Dmitri Zagidulin: manu - re “subject-asserted” - I’m not sure it was proposed to be subject-asserted.

Dave Longley: There is a clearly better way to implement that: Wrap the DID Document into a structure with metadata and the DID Document and sign that instead.

Dmitri Zagidulin: dlongley: why is that better?

Dmitri Zagidulin: it’s not clear at all to me.

Dave Longley: It doesn’t mix metadata with other data in confusing ways.

Markus Sabadello: DID Documents might not be exposed in the same way as the resolution function. They may be internal things.

Orie Steele: I want to echo what Markus just said – internal representations of DID Documents and external ones are two separate things.

Dave Longley: +1 to Orie and Markus, this helps solve this problem!

Manu Sporny: +1 to dlongley, Orie, and Markus is saying – we need to get the layering right, shoving everything into the DID Document is not proper layering… comingling security stuff is bad.

Orie Steele: There are things that are not controlled by the DID controller (or may not be) and we should not co-mingle data that doesn’t have those same guarantees across DID methods; DID methods may do so internally but not expose that externally.

Proposed resolution: The created and updated DID Document metadata properties are about the DID Document itself and are held outside of the DID Document. They are defined as DID Document Metadata and expressed using a separate Metadata Structure. How they are set is DID Method specific.
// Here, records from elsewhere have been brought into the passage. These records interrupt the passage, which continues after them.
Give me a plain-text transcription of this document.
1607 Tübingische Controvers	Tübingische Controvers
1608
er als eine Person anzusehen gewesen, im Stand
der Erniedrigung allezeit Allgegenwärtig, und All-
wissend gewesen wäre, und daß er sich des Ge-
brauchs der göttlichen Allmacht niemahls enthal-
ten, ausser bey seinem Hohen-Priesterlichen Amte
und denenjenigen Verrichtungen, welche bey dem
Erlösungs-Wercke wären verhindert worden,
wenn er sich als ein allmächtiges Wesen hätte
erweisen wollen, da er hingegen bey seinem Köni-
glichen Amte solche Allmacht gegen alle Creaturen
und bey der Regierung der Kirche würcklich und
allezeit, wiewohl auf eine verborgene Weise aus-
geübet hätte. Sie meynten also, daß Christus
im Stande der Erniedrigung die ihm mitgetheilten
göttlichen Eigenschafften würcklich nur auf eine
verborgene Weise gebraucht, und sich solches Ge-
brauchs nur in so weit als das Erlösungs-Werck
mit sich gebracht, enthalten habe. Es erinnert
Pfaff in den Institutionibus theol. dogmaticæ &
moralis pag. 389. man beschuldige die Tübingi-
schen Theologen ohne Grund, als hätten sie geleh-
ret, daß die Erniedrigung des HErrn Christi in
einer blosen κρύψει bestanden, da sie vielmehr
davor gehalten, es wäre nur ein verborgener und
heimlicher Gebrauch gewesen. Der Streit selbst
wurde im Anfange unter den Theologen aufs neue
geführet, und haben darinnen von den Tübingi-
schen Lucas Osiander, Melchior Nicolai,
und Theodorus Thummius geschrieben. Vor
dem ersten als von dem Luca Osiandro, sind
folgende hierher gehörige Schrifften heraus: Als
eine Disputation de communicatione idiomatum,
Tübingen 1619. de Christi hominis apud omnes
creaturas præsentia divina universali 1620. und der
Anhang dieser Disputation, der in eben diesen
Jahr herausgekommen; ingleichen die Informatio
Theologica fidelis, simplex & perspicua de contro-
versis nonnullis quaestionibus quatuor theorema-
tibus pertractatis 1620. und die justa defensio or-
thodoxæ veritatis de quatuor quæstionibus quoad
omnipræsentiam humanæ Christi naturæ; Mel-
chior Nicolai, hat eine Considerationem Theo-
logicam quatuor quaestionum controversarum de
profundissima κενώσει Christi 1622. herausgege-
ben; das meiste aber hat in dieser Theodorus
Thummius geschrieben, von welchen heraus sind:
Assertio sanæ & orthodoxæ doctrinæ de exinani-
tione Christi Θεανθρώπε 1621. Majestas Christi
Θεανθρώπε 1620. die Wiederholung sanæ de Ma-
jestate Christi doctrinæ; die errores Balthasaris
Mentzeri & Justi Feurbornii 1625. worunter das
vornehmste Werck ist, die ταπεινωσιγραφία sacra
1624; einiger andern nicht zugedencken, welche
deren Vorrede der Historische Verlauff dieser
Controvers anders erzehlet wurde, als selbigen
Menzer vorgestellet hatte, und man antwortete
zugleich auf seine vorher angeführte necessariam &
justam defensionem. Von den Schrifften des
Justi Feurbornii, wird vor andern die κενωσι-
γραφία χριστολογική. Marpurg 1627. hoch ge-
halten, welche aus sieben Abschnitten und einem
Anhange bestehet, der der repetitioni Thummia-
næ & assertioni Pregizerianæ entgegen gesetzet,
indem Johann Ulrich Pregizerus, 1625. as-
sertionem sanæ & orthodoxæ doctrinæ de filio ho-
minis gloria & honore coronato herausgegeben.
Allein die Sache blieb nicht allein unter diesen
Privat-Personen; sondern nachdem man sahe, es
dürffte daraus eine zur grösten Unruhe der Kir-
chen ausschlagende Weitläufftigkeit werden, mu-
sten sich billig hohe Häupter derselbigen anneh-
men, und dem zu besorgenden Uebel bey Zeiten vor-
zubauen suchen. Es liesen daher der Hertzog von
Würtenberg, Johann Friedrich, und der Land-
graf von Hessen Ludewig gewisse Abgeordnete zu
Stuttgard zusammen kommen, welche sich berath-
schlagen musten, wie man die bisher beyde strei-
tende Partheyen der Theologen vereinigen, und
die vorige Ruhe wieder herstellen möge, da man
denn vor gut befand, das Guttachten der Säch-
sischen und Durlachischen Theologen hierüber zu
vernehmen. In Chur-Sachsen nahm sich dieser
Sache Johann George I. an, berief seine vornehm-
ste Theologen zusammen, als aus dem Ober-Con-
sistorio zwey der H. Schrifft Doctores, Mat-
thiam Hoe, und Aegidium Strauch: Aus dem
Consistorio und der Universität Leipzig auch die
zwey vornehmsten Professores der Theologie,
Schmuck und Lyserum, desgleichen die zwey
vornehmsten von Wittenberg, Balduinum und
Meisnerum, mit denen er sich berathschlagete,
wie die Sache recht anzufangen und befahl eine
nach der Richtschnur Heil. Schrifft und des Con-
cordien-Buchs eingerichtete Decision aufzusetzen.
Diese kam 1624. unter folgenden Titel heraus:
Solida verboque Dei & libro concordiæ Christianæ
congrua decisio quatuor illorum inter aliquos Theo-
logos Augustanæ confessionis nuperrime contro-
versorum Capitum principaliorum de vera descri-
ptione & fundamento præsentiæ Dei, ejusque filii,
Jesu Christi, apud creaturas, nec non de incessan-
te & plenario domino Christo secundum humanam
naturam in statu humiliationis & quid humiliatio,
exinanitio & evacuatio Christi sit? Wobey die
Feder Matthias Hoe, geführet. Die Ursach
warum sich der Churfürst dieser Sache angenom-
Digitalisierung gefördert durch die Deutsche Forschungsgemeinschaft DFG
Their values are Datetime values. (Manu Sporny)

Orie Steele: +1

Brent Zundel: +1

Dave Longley: +1

Manu Sporny: +1

Markus Sabadello: +1

Dmitri Zagidulin: +1

Jonathan Holt: 0 reservation about the how

Michael Jones: +1

Manu Sporny: If this holds, we will be able to close issues #65, #174, #203.
… Mike, I’d like to hear from you on issue #85 to see if this would address your concern as well.

Michael Jones: I would not try to do that in real time but could someone put that in the minutes?

Manu Sporny: https://github.com/w3c/did-core/issues/85

Manu Sporny: Yes, link in IRC.

Orie Steele: I was saying that the working group should recommend against mixing of statements about the subject, made by the controller, and statements about the did document… its a security issue, we should recommend against inviting people to experience it

Manu Sporny: +1 to what Orie just said above ^

Markus Sabadello: Just to say, what we just discussed about the DID Document metadata, I think the understanding is that this is the case for all DID Document metadata and “created” and “updated” just being examples.

Dave Longley: +1 to that Markus

Dave Longley: +1 to Orie as well

Brent Zundel: +1 to Markus
… Thank you everybody, we made good progress here. Please checkout #347 and #299, and comment on what you’d like changed, how to get to acceptance.
… In addition to that we have several issues we’d like to get addressed as this subgroup. Let’s keep moving forward. Thanks to all of you for taking the time to get this moved forward. You guys are awesome. See you next Tuesday.